Hungarian Minister of Foreign Affairs and Trade Peter Szijjarto offered Budapest as a venue for peace talks between Russia and Ukraine late on Friday night on his Facebook account.
"Due to a dispute on the possible location -- in Minsk, Warsaw -- of peace talks, I recommended Budapest to Russian Foreign Minister Sergei Lavrov and to Andriy Yermak, chief of cabinet of President of Ukraine Volodymyr Zelensky," Szijjarto said in a video message posted on his Facebook page.
He added that neither party rejected the proposition during the telephone conversations, Xinhua news agency reported.
Budapest can serve as a safe place for both the Russian and Ukrainian negotiating delegations, the top Hungarian diplomat said. "The sooner talks begin, the sooner there will be peace and the fewer people will have to die in the war," he said.

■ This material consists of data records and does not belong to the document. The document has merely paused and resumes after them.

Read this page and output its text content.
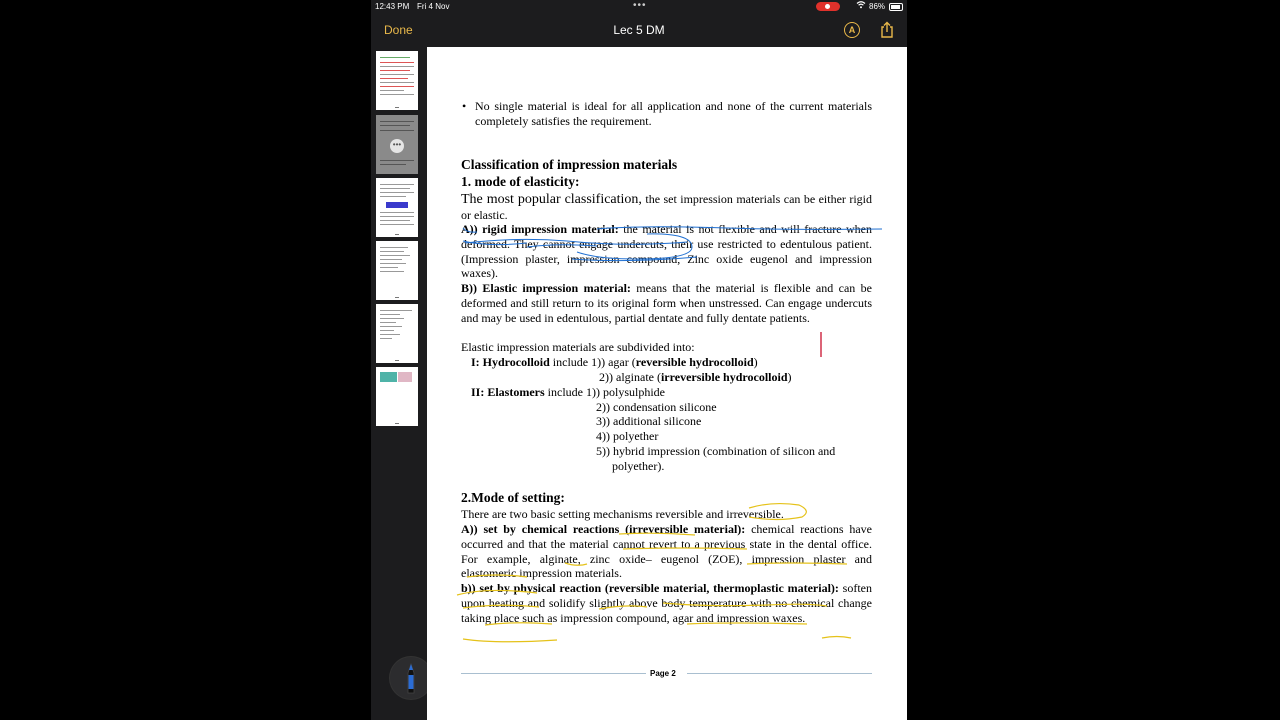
12:43 PM Fri 4 Nov	•••	86%
Done	Lec 5 DM	A
•••
• No single material is ideal for all application and none of the current materials completely satisfies the requirement.
Classification of impression materials
1. mode of elasticity:
The most popular classification, the set impression materials can be either rigid or elastic.
A)) rigid impression material: the material is not flexible and will fracture when deformed. They cannot engage undercuts, their use restricted to edentulous patient. (Impression plaster, impression compound, Zinc oxide eugenol and impression waxes).
B)) Elastic impression material: means that the material is flexible and can be deformed and still return to its original form when unstressed. Can engage undercuts and may be used in edentulous, partial dentate and fully dentate patients.
Elastic impression materials are subdivided into:
I: Hydrocolloid include 1)) agar (reversible hydrocolloid)
2)) alginate (irreversible hydrocolloid)
II: Elastomers include 1)) polysulphide
2)) condensation silicone
3)) additional silicone
4)) polyether
5)) hybrid impression (combination of silicon and
polyether).
2.Mode of setting:
There are two basic setting mechanisms reversible and irreversible.
A)) set by chemical reactions (irreversible material): chemical reactions have occurred and that the material cannot revert to a previous state in the dental office. For example, alginate, zinc oxide– eugenol (ZOE), impression plaster and elastomeric impression materials.
b)) set by physical reaction (reversible material, thermoplastic material): soften upon heating and solidify slightly above body temperature with no chemical change taking place such as impression compound, agar and impression waxes.
Page 2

Szijjarto was speaking from the airport in Brussels, where he participated in an extraordinary meeting of European Union foreign ministers.
From Belgium he was travelling to New York to discuss the conflict with United Nations leaders.

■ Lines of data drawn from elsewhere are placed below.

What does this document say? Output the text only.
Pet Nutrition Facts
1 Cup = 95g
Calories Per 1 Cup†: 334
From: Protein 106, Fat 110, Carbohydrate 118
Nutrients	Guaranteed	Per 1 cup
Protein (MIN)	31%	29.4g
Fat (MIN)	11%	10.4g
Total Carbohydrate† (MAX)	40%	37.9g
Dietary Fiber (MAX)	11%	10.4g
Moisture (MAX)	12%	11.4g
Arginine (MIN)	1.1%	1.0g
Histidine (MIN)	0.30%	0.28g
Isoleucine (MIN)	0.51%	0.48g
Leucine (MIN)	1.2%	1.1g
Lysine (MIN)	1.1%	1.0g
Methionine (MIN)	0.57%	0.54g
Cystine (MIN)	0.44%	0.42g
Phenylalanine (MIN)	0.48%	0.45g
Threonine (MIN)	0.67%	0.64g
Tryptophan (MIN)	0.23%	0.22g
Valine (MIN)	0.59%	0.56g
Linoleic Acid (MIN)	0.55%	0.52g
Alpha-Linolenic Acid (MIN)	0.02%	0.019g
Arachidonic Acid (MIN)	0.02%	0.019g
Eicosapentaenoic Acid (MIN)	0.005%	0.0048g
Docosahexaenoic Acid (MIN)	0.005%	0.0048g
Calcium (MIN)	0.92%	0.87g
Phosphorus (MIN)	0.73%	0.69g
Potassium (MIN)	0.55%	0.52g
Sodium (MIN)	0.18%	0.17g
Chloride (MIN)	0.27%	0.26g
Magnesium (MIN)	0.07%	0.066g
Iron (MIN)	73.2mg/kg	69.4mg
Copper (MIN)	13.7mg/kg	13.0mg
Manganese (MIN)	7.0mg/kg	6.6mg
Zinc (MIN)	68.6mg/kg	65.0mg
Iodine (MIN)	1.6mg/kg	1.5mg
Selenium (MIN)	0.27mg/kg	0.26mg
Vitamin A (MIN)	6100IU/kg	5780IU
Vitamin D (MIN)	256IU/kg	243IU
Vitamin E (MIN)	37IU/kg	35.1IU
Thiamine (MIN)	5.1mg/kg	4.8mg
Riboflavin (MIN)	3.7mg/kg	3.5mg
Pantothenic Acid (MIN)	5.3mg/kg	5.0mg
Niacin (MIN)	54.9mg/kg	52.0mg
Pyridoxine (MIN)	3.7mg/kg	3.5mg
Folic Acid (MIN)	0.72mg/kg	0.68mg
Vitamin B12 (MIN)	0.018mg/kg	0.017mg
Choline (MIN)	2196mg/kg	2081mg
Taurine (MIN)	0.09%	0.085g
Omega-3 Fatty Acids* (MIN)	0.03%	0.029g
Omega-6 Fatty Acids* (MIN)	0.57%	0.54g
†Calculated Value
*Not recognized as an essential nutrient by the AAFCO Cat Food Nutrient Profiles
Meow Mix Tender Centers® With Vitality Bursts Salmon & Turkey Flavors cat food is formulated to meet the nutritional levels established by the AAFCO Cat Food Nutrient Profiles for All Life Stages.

The Ukrainian president on Friday reiterated his call for Russian President Vladimir Putin to hold talks to stop the conflict.
"Fighting is going on all over Ukraine. Let's sit down at the negotiating table," Zelensky was quoted by the Interfax-Ukraine news agency as saying.
Putin said Moscow is ready to negotiate with Ukraine, Russia's RIA Novosti news agency tweeted on Friday.
On Thursday, Putin authorised "a special military operation" in Donbass.
At least 137 Ukrainians were killed and more than 300 injured in the military operation, Zelensky said earlier.